Donald Trump a annoncé l'annulation d'une deuxième vague d'attentats au Venezuela après la libération des prisonniers politiques

Le président des États-Unis, Donald Trump, a annoncé l'annulation d'une éventuelle deuxième attaque contre le Venezuela après la libération d'un grand nombre de prisonniers politiques par le gouvernement vénézuélien. Selon le président, cet acte représente un « geste très important et intelligent » dans le cadre de la « recherche de la paix ». Dans sa déclaration, Trump a souligné la coopération entre les États-Unis et le Venezuela dans la reconstruction des infrastructures pétrolières et gazières, qu’il a décrites comme « beaucoup plus grandes, meilleures et plus modernes ».

Le président a assuré que, grâce à cette collaboration, la deuxième vague d'attentats, initialement planifiée, avait été jugée inutile et donc annulée. Cependant, Trump a averti que tous les navires américains resteraient sur leurs positions par mesure de sécurité. Dans le même message, le chef de l'État a précisé que les grandes compagnies pétrolières investiront au moins 100 milliards de dollars au Venezuela et a annoncé qu'il rencontrerait des représentants de ces compagnies à la Maison Blanche.

Le message publié par

Le président de l'Assemblée vénézuélienne, Jorge Rodríguez, a assuré que le régime avait décidé de libérer certains des centaines de prisonniers politiques qui se trouvent dans les prisons du pays.

Dans son discours, Rodríguez a annoncé : « Le gouvernement bolivarien, en collaboration avec les institutions de l'État, a décidé de libérer un nombre important de Vénézuéliens et d'étrangers, et ces processus de libération se déroulent en ce moment même. »

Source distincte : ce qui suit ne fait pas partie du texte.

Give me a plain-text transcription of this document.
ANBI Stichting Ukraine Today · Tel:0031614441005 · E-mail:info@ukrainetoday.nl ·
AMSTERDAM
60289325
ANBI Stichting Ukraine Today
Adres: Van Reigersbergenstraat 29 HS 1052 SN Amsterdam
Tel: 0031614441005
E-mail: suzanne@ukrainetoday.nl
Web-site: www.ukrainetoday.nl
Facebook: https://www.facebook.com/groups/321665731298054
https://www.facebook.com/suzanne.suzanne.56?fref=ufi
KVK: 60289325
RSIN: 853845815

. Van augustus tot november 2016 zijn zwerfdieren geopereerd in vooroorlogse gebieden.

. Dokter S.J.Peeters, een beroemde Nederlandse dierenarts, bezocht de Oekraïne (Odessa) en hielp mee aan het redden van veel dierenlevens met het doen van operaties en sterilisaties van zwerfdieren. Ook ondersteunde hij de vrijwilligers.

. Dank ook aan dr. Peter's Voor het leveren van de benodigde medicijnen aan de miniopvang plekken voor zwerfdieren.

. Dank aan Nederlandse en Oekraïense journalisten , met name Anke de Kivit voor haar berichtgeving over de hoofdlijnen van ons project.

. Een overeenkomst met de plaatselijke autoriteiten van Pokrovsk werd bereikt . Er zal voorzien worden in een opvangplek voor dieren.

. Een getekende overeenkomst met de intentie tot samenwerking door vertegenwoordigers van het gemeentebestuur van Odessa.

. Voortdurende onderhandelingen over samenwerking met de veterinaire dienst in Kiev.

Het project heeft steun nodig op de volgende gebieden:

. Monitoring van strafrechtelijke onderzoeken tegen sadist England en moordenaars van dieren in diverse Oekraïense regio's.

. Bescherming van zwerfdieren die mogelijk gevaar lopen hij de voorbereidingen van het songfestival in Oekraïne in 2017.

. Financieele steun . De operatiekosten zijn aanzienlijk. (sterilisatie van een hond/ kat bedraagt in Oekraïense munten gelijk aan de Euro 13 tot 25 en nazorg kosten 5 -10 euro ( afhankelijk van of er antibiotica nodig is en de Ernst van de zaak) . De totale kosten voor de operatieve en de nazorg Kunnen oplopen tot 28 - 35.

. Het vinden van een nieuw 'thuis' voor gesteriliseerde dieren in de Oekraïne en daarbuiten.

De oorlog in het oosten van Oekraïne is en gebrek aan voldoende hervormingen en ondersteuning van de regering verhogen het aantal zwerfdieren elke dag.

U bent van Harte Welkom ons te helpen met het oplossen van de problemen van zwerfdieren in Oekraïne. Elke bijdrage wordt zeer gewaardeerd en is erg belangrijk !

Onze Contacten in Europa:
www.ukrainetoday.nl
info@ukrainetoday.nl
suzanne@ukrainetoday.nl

« Considérez ce geste du gouvernement bolivarien, avec une large intention de recherche de la paix, comme la contribution que chacun d'entre nous doit apporter pour garantir que notre république continue sa vie paisible et en quête de prospérité », a-t-il ajouté.

Cette décision intervient cinq jours après l'opération américaine à Caracas qui a abouti à la capture du dictateur vénézuélien Nicolás Maduro, accusé de narcoterrorisme.

L'organisation vénézuélienne dédiée à la défense des droits de l'homme, Foro Penal, a dénombré au moins 863 personnes emprisonnées ou persécutées pour des raisons politiques. Son directeur, Alfredo Romero, a demandé une amnistie générale pour tous les détenus.

Jorge Rodríguez annonce la libération des prisonniers politiques

« Une amnistie générale pour la liberté des prisonniers politiques serait aujourd'hui un geste important pour unifier la population vénézuélienne, sans évidemment garantir l'impunité pour les crimes contre l'humanité », a publié Romero sur son compte X.

La Plateforme Démocratique Unitaire, la plus grande coalition d'opposition au Venezuela, a exigé que la libération de tous les prisonniers politiques soit accompagnée d'autres actions urgentes et impérieuses.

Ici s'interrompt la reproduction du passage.